I felt him stir and watched his eyes begin to flutter. Curious as to what he would do, I quickly closed my eyes and pretended to be asleep. For a moment, there was just silence, as he realized where he was and who he was lying next to. He took one hand off my waist and pulled the loose strands of my hair behind my ear. I repressed a smile and held my breath, hoping he wouldn't notice I was awake. I felt his hand return to its original position as he slowly pulled me closer to him.

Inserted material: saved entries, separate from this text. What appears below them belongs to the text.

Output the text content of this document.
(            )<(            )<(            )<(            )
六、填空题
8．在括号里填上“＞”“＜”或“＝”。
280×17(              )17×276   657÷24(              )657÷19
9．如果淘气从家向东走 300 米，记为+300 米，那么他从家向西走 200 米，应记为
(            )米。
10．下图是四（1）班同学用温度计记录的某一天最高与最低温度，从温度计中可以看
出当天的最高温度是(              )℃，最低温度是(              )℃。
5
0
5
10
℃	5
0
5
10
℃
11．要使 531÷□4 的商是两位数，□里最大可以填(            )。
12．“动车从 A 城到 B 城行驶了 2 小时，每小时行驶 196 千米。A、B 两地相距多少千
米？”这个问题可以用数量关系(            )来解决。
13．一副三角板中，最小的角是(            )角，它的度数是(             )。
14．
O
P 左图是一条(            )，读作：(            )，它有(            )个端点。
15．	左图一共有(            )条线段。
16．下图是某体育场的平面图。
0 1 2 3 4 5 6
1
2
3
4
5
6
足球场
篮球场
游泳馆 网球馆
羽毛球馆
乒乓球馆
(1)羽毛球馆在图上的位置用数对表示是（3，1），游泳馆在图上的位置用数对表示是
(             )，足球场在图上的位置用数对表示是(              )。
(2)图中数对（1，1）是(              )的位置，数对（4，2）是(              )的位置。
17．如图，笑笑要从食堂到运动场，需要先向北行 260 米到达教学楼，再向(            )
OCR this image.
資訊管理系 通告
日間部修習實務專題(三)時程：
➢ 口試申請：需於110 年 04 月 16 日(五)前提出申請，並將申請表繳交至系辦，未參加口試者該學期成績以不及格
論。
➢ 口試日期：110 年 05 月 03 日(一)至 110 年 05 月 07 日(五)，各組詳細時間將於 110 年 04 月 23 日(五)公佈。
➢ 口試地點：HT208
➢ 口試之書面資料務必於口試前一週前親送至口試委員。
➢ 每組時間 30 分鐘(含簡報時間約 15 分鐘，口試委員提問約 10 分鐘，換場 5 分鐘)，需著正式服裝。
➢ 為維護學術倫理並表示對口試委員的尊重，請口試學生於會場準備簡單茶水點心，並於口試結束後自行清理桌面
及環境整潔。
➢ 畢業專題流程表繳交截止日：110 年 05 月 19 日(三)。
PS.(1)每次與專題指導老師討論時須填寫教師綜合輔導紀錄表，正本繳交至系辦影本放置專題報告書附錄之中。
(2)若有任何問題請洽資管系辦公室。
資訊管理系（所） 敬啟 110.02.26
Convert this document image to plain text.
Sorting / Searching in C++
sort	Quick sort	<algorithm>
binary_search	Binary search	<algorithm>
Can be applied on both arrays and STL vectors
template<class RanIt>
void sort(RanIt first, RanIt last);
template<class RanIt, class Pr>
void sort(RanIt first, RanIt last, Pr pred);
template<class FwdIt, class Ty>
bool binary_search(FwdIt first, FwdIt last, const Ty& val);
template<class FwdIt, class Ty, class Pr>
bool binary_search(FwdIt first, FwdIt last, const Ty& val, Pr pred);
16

He awkwardly cleared his throat, trying to wake me up. I slowly opened my eyes and looked at him, pretending to just wake up. He smiled at me.

 

We fell asleep.” He chuckled, stretching out his body. I felt his stomach muscles flex against me, sending chills throughout my body.

 

No. You can't fall for him. He won't ever feel that way about you, and liking him will only ruin what we already have. You can't do this...

 

I simply nodded and smiled at him, beginning to sit up. I wasn't sure if Harry noticed or not, but his hand was still touching my waist. Once again, I did nothing to protest.

 

Do you want breakfast? I have waffles.” I said, looking back at him. He looked at me excitedly, making me chuckle. Knowing it was time to get up; I started to stretch off my morning stiffness. I raised my arms high above my head and arched my back, Harry's hand still didn't move.

 

As much as I wanted him to keep it there, I knew he needed to let go.